L’une des grandes découvertes scientifiques des 150 dernières années est l’idée que l’ensemble de l’univers -y compris l’univers vivant qui nous a donné naissance- a émergé et évolué spontanément, en dehors de tout projet. Cette notion a estompé les frontières longtemps considérées comme absolues entre animaux et êtres humains, corps et esprit, cellules et individus qu’elles construisent, matière et vivant... A chaque avancée de la recherche biologique -théorie de l’évolution, génétique, neurosciences- correspondent des interrogations éthiques non seulement sur les applications concrètes possibles de ces découvertes, mais plus fondamentalement sur les conséquences que ces représentations nouvelles peuvent avoir sur nos conduites et nos valeurs.

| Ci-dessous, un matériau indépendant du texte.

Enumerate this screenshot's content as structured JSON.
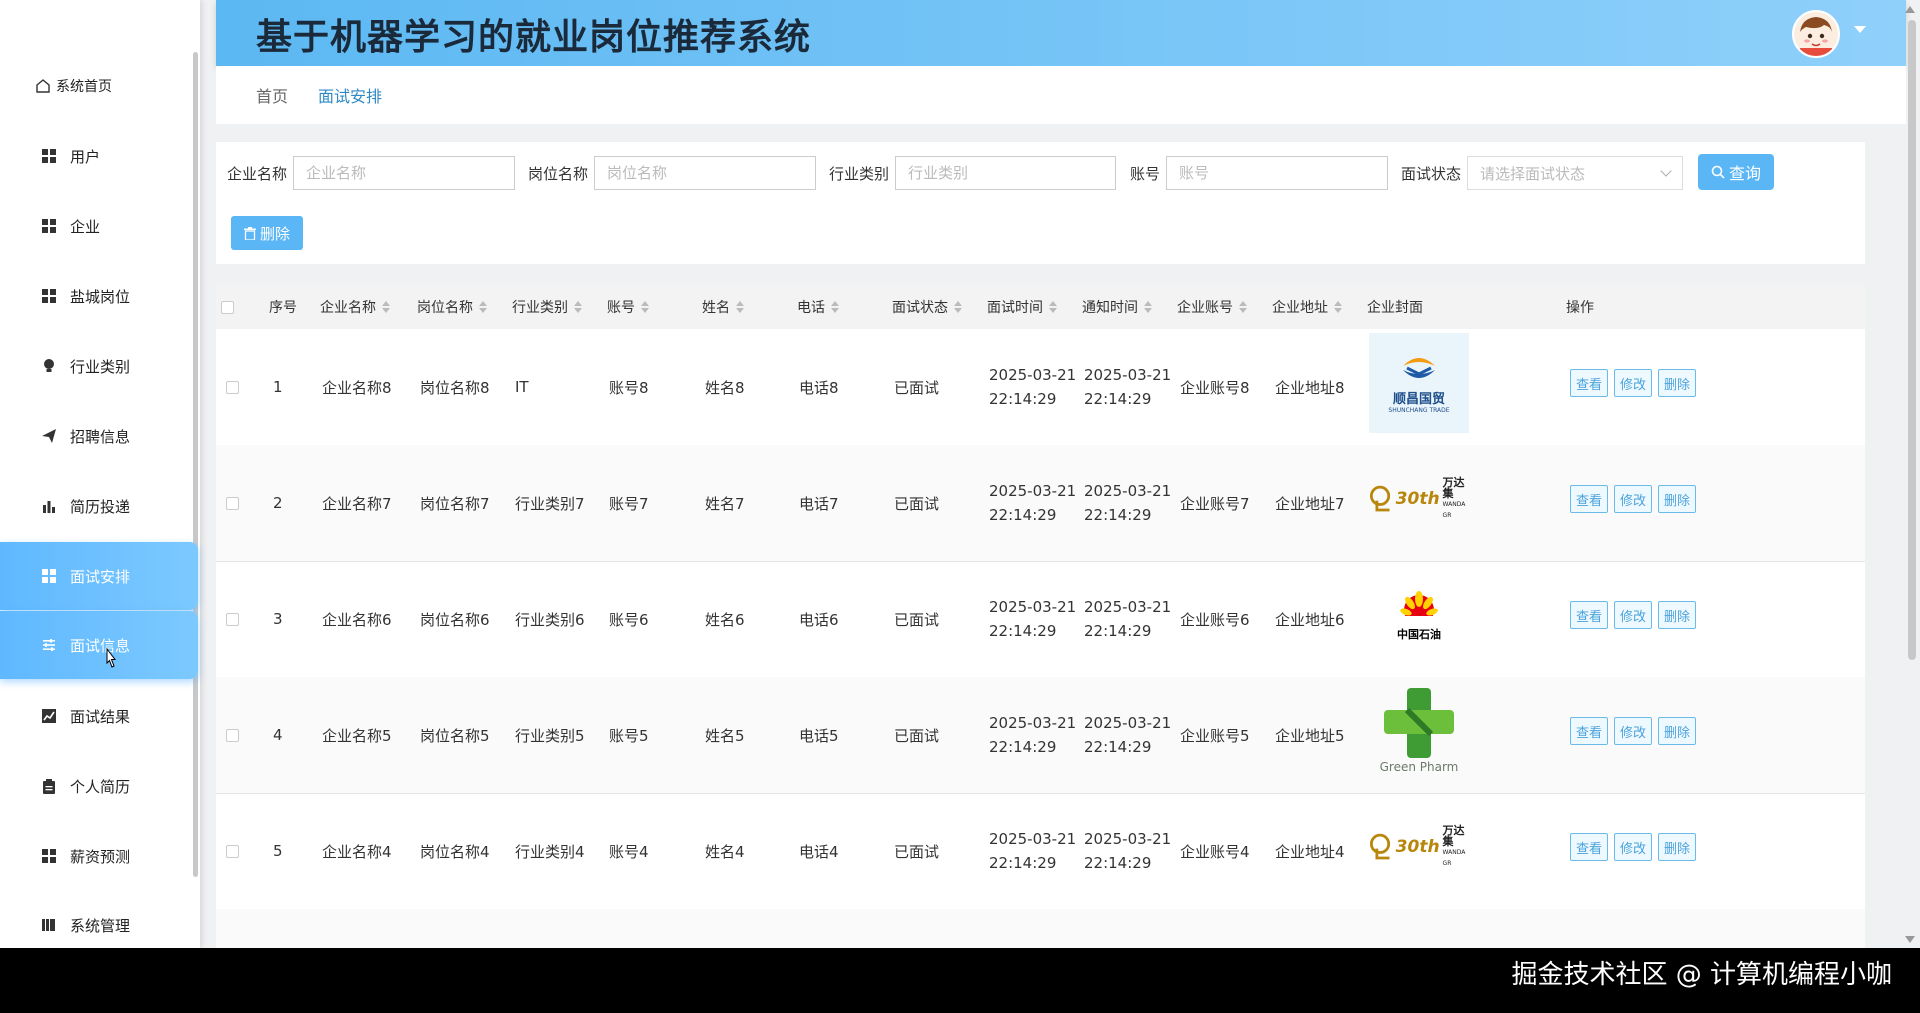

Aujourd’hui, la biologie de synthèse nous confronte au projet de créer de novo des cellules vivantes, des bactéries pour commencer -au rêve de créer et de maîtriser des « machines vivantes ». Mais que signifie la notion de « machine vivante » si ce qui différencie le vivant des machines est sa capacité à se reproduire, à évoluer et à faire émerger la nouveauté ? Comment aborder un tel projet avec un état d’esprit d’« ingénieur » sans tenir compte du fait qu’il s’agit de construire des objets dotés de la propriété de surprendre l’« ingénieur » et de lui échapper ? N’y a-t-il pas, au cœur-même du projet, une contradiction entre le rêve extraordinaire d’être capable -enfin- de créer véritablement la vie et l’espoir implicite qu’il ne s’agirait pas réellement de vie, parce qu’elle n’évoluerait que dans les directions que nous lui aurions imposées ? Suffit-il de donner au vivant un projet, dont il a été jusque là dépourvu, pour qu’il perde soudain sa capacité à s’inventer ? Suffit-il d’être capable de faire émerger instantanément le vivant pour ne plus avoir à tenir compte de l’épaisseur de temps, des méandres de l’histoire et de la contingence qui nous ont donné naissance ? Devrions-nous d’abord mieux comprendre la vie avant d’essayer de la créer ou décider d’emblée de la créer le plus vite possible dans l’espoir de pouvoir mieux la comprendre ? Comment distinguer entre ce que l’on souhaiterait créer parce qu’on en désire la présence, et ce que l’on ferait naître simplement pour comprendre de quoi il s’agit, et dont on se retrouverait soudain -a posteriori- responsable ? Comment réussir à conserver le respect de la vie dès lors que nous la produirions comme un simple artefact ? Comment continuer à réinventer le dialogue entre nature et culture, dès lors que la nature elle-même se réduirait à une simple création de la culture ? Deviendrions-nous plus libres de l’emprise de la nature, ou au contraire prisonniers de nos propres réalisations ?

Ce sont ces questions anciennes que la biologie de synthèse revisite en les reposant en des termes radicalement nouveaux. Avant toute interrogation sur les notions de risque et de bénéfice, de maîtrise et de transgression, la première obligation en matière de recherche et d’éthique est, à mon sens, d’approfondir le questionnement sur la signification et les enjeux mêmes du projet. Si l’on peut -et doit- discuter de l’opportunité d’un moratoire, comme celui d’Asilomar, il y a trente ans, lors de l’émergence des premières possibilités de manipulation génétique, l’essentiel est de parvenir à ouvrir un espace et un temps à la réflexion et au débat. Et de continuer à retisser le lien toujours fragile entre la démarche de recherche biologique -l’interrogation sur ce que nous sommes capables de comprendre et de faire- et la démarche de réflexion éthique -l’interrogation sur ce que nous souhaitons devenir, sur la manière dont nous voulons librement inventer notre avenir.